容子さんには「ありがとう」で、一騎には「さようなら」でした。しかし本当に一騎に言いたかったことはさようならではなかったはずです。その直前にはショコラにもありがとうと言っていました。命の恩人である一騎にもありがとうで良かったはずです。
胸に秘めた本当の思いも、感謝の気持ちすらも未来のために断ち切らなければいけなかった最期のカノンの胸中を考えると辛くなります。一方的に奪われたり押し付けられることも辛いことですが、自分で選ぶこともまた辛いものですね…

■説得力の重要性
・今回だけでかなり状況が好転しました。島の未来、パイロットの同化現象対策、彗の家族仲、ウォーカーの手口などなど大小様々な問題が解決しました。普通にやるとかなりのご都合主義です。しかしそう感じさせないのは説得力のおかげだと思います。
一連の流れは全てカノンの未来での戦いのおかげでした。カノンの明確な犠牲と強い覚悟を見てきたからご都合主義ではなく当然の結果として受け止められます。
未来の光景を混ぜての展開の圧縮、そして説得力となるその代償。実に鮮やかなお手並みでした。さすが冲方先生です。…でもカノン好きとしてはちょっと恨みます。

■エインヘリアルモデル
・カノンが最後に残した機体、これが前回映った機体の正体なのかもしれません。
エインヘリアルと言えば北欧神話に登場する「死後も戦う勇者たち」のことですが、ゴルディアス結晶と関係していそうです。乗り手が死者だからエインヘリアルなのか、それともゴルディアス結晶を動力源にするからなのか。何を意味しているのか気になります。
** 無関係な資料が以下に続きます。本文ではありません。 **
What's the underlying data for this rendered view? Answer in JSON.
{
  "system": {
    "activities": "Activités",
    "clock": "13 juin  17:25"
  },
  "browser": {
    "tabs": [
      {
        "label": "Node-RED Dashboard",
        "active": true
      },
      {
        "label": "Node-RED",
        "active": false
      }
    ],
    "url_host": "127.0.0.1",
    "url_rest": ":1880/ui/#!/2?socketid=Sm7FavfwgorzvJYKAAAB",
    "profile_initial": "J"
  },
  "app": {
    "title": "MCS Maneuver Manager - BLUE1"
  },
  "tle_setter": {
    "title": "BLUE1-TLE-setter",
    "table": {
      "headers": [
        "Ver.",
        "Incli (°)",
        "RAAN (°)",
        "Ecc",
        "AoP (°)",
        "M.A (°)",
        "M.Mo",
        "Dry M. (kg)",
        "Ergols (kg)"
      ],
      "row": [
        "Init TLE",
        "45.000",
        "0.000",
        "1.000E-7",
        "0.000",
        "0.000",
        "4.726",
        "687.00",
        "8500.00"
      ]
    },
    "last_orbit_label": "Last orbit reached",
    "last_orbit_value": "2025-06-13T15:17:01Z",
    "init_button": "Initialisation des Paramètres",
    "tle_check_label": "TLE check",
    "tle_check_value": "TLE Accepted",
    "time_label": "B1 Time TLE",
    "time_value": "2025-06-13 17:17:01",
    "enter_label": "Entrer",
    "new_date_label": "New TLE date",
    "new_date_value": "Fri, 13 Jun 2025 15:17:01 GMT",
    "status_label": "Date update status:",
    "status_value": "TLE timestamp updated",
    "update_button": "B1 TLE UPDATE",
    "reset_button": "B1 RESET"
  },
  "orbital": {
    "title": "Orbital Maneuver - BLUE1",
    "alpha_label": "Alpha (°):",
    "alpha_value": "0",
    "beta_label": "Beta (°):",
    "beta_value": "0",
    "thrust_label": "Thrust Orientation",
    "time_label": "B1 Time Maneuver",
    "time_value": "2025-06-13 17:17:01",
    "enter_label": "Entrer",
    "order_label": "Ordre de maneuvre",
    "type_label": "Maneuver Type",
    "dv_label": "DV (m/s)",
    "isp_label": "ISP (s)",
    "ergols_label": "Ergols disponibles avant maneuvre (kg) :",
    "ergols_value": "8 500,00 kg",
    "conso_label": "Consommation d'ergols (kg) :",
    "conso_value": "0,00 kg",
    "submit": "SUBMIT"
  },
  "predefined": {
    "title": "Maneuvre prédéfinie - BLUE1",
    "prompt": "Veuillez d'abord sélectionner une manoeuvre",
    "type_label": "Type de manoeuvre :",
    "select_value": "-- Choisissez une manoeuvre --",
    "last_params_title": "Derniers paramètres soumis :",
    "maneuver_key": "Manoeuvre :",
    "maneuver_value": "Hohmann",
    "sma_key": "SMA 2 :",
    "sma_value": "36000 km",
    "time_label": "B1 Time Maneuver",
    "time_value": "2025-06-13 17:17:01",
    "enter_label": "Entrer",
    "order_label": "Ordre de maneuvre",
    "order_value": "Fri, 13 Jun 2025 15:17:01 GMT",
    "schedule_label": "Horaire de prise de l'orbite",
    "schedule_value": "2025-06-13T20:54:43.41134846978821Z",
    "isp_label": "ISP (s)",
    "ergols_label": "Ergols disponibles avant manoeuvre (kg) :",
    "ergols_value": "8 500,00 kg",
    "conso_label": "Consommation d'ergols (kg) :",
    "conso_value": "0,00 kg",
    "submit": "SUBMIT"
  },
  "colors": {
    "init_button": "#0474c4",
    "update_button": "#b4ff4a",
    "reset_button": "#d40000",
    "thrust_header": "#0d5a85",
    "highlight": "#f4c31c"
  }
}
・あるいはトルーパーモデルも関係あるのかもしれません。
パイロットに絞ってもたくさんいるので死者の身体とするには機体数が問題になります。今余っているのはカノンの機体と剣司の機体だけです。その点、トルーパーなら機体数は問題ありません。咲良の能力で機体を量産する手はありますが、これはちょっと考えたくありませんね。

■ゴルディアス結晶
・ゴルディアス結晶自体がかなり大きな存在になったことも気になります。
人間もフェストゥムも受け止め、事象の地平線を具現化する存在になりました。総士の演説から考えると、結末に大きく関係してきそうです。

・里奈の夢から判断すると、ゴルディアス結晶でパイロット同士がつながっているのも間違いないようです。
千鶴先生が言っていた脳内のダークフロアと呼ばれる部分がフェストゥムの地平線とのつながりのようですね。そこが人とフェストゥムの架け橋になるのかもしれません。

・また、あれだけの存在だとエネルギー量も大きそうです。
コアを吸収したがってるエメリーとミールに取られたら大変なことになりそうです。ゴルディアス結晶は竜宮島のコアと違って、将来的には重要そうだけど今はなくてもどうにかなる存在というちょうど良いポジションなので不穏な感じがします。

■気になる2人
・灯籠流しのときに、咲良の母親の澄美さんと保さんが並んで立っていました。しかも咲良が怪訝な顔をしてそっちを見ているようでした。いつの間にやらそんな関係になっていたんですね。
咲良も視聴者もそう思っているけど勘違いという可能性もなくはないです。男女の関係といってもいろいろありますから。


次回のタイトルは「罪を重ねて」でした。
題名からすると人類軍の愚行を見せられるか、真矢がまた人を殺さなければいけない展開になりそうです。明るい兆しの見えた竜宮島に対し、派遣組はまだまだ希望の見えない過酷な日々が続きそうです。